The ascendancy of commercial radio comes at an opportune time for the sector, despite inflation hitting the sector for the first time in a decade.
However, this was due to an increase in advertiser demand rather than a drop in supply (audiences), accord to Publicis Groupe media agency Starcom’s AV group director Scott Measor.
Measor explained: “The inflation was a one-time increase and radio has remained a fixed-price buy, meaning we can have confidence that our campaigns will be delivered in full. As a result our clients’ appetite in radio remains high and it continues to be used regularly across our AV campaigns.
“With an increasing squeeze in young adult impacts across other media such as TV, it has been reassuring to see 16-34 adults reach remain consistent across radio and we hope to see this trend continue.”
As was discussed at Mediatel’s recent Future of Audio Europe event, radio companies are bullish about the sector’s prospects this year due to TV being particularly impacted by inflation, with the football World Cup unusually taking place in November during the busy festive advertising season.
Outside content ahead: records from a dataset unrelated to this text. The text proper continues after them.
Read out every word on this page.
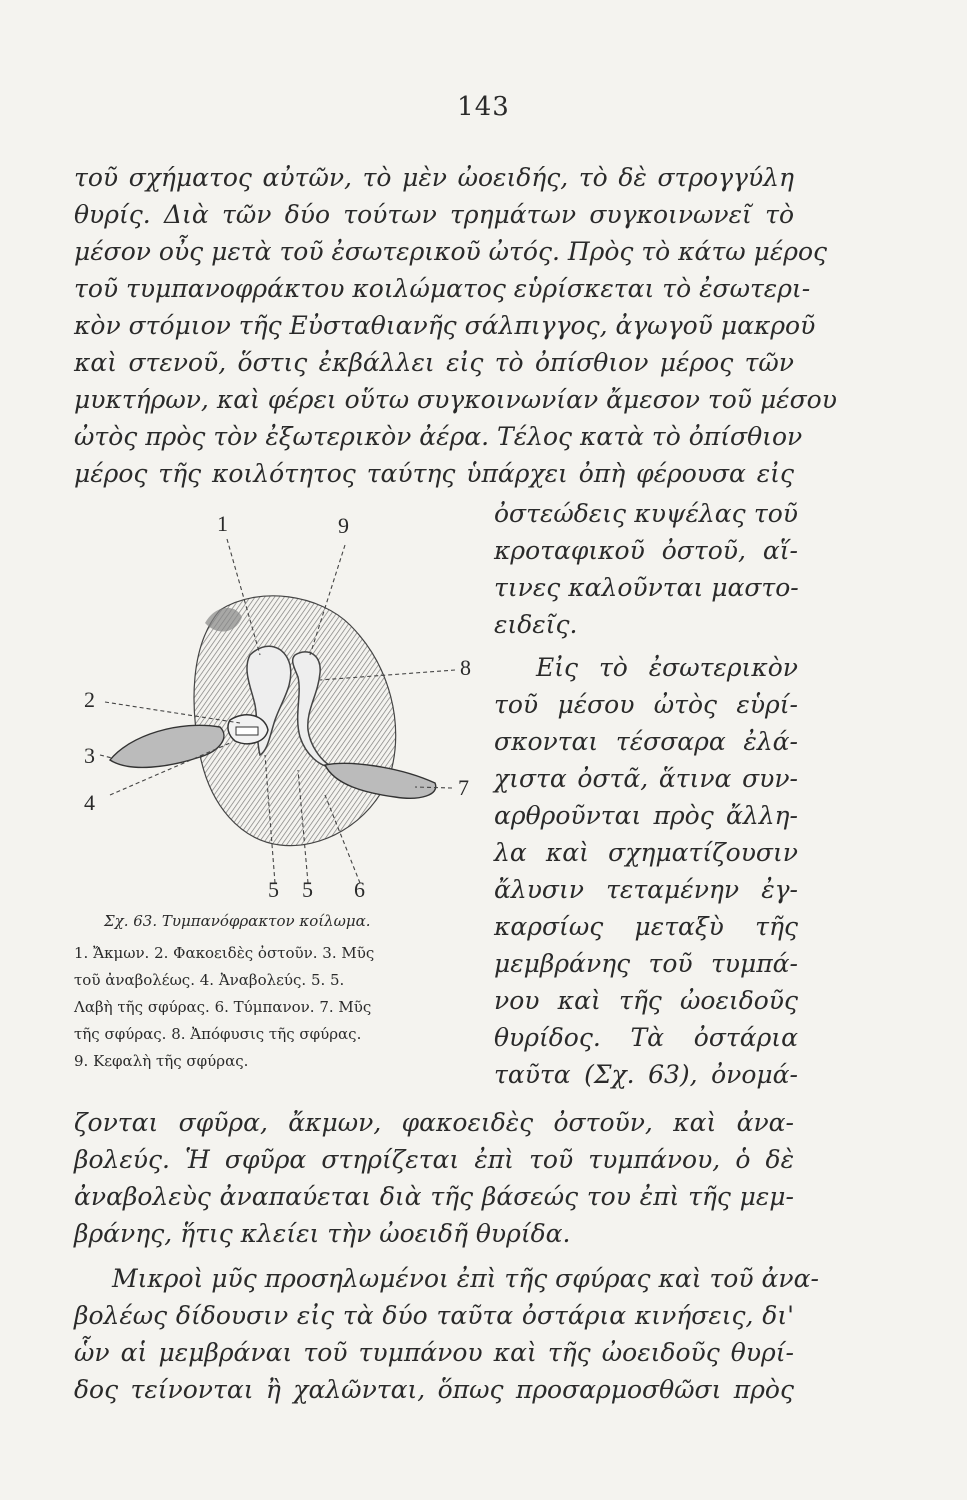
143
τοῦ σχήματος αὐτῶν, τὸ μὲν ὠοειδής, τὸ δὲ στρογγύλη
θυρίς. Διὰ τῶν δύο τούτων τρημάτων συγκοινωνεῖ τὸ
μέσον οὖς μετὰ τοῦ ἐσωτερικοῦ ὠτός. Πρὸς τὸ κάτω μέρος
τοῦ τυμπανοφράκτου κοιλώματος εὑρίσκεται τὸ ἐσωτερι-
κὸν στόμιον τῆς Εὐσταθιανῆς σάλπιγγος, ἀγωγοῦ μακροῦ
καὶ στενοῦ, ὅστις ἐκβάλλει εἰς τὸ ὀπίσθιον μέρος τῶν
μυκτήρων, καὶ φέρει οὕτω συγκοινωνίαν ἄμεσον τοῦ μέσου
ὠτὸς πρὸς τὸν ἐξωτερικὸν ἀέρα. Τέλος κατὰ τὸ ὀπίσθιον
μέρος τῆς κοιλότητος ταύτης ὑπάρχει ὀπὴ φέρουσα εἰς
ὀστεώδεις κυψέλας τοῦ
κροταφικοῦ ὀστοῦ, αἵ-
τινες καλοῦνται μαστο-
ειδεῖς.
Εἰς τὸ ἐσωτερικὸν
τοῦ μέσου ὠτὸς εὑρί-
σκονται τέσσαρα ἐλά-
χιστα ὀστᾶ, ἅτινα συν-
αρθροῦνται πρὸς ἄλλη-
λα καὶ σχηματίζουσιν
ἄλυσιν τεταμένην ἐγ-
καρσίως μεταξὺ τῆς
μεμβράνης τοῦ τυμπά-
νου καὶ τῆς ὠοειδοῦς
θυρίδος. Τὰ ὀστάρια
ταῦτα (Σχ. 63), ὀνομά-
1	9
2
8
3
4
7
5 5 6
Σχ. 63. Τυμπανόφρακτον κοίλωμα.
1. Ἄκμων. 2. Φακοειδὲς ὀστοῦν. 3. Μῦς
τοῦ ἀναβολέως. 4. Ἀναβολεύς. 5. 5.
Λαβὴ τῆς σφύρας. 6. Τύμπανον. 7. Μῦς
τῆς σφύρας. 8. Ἀπόφυσις τῆς σφύρας.
9. Κεφαλὴ τῆς σφύρας.
ζονται σφῦρα, ἄκμων, φακοειδὲς ὀστοῦν, καὶ ἀνα-
βολεύς. Ἡ σφῦρα στηρίζεται ἐπὶ τοῦ τυμπάνου, ὁ δὲ
ἀναβολεὺς ἀναπαύεται διὰ τῆς βάσεώς του ἐπὶ τῆς μεμ-
βράνης, ἥτις κλείει τὴν ὠοειδῆ θυρίδα.
Μικροὶ μῦς προσηλωμένοι ἐπὶ τῆς σφύρας καὶ τοῦ ἀνα-
βολέως δίδουσιν εἰς τὰ δύο ταῦτα ὀστάρια κινήσεις, δι'
ὧν αἱ μεμβράναι τοῦ τυμπάνου καὶ τῆς ὠοειδοῦς θυρί-
δος τείνονται ἢ χαλῶνται, ὅπως προσαρμοσθῶσι πρὸς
Sean Beaven, director of media at marketing communications agency Wake The Bear, said radio has a clear planning advantage versus the likes of social media and broadcast TV because the price of advertising will be “far more predictable” in the current high-inflation environment.
“An already expensive Q4 for TV will see unprecedented inflation in costs for advertisers, Beaven, a former head of trading at the7stars, told The Media Leader. “The increased volatility of the market, likely combined with fears around an impending recession, will make ventures onto TV, especially for new or early TV advertisers, even more unnerving.”
What’s next: ones to watch in radio
There are also significant talent changes which could impact these audience numbers, too, with Radio 2 veteran Steve Wright retiring from his Radio 2 show after 24 years and Kate Lawler leaving Virgin Radio and being indefinitely replaced by Gaby Roslin.
The political environment will play its part, too, with Liz Truss expected to replace Boris Johnson as Prime Minister and, it is assumed, continue her predecessor’s policy agenda, which includes seeking to privatise Channel 4 as outlined in a Broadcasting White Paper earlier this year.
That White Paper drew a stinging response from then Radiocentre CEO Ian Moss, who accused the Government of “ignoring” the problems that the radio industry faces, such as fair access on smart-speaker devices. Radiocentre, the marketing body for commercial radio, is lobbying the Government to ensure this issue is addressed in the forthcoming Media Bill.
Moss’s successor, Matt Payton, chose to talk about this today in his statement on the Rajar results, showing that this issue is front-of-mind for commercial radio broadcasters.
Payton said: “It’s great to see listener numbers remaining strong and commercial radio continuing to entertain the nation, but these latest figures are also an important reminder that smart speakers are changing the way radio is consumed. This only strengthens the case for legislation to secure guaranteed access to radio for listeners on all platforms.”
Editor’s note: this article was updated after publication to include Scott Measor’s comment.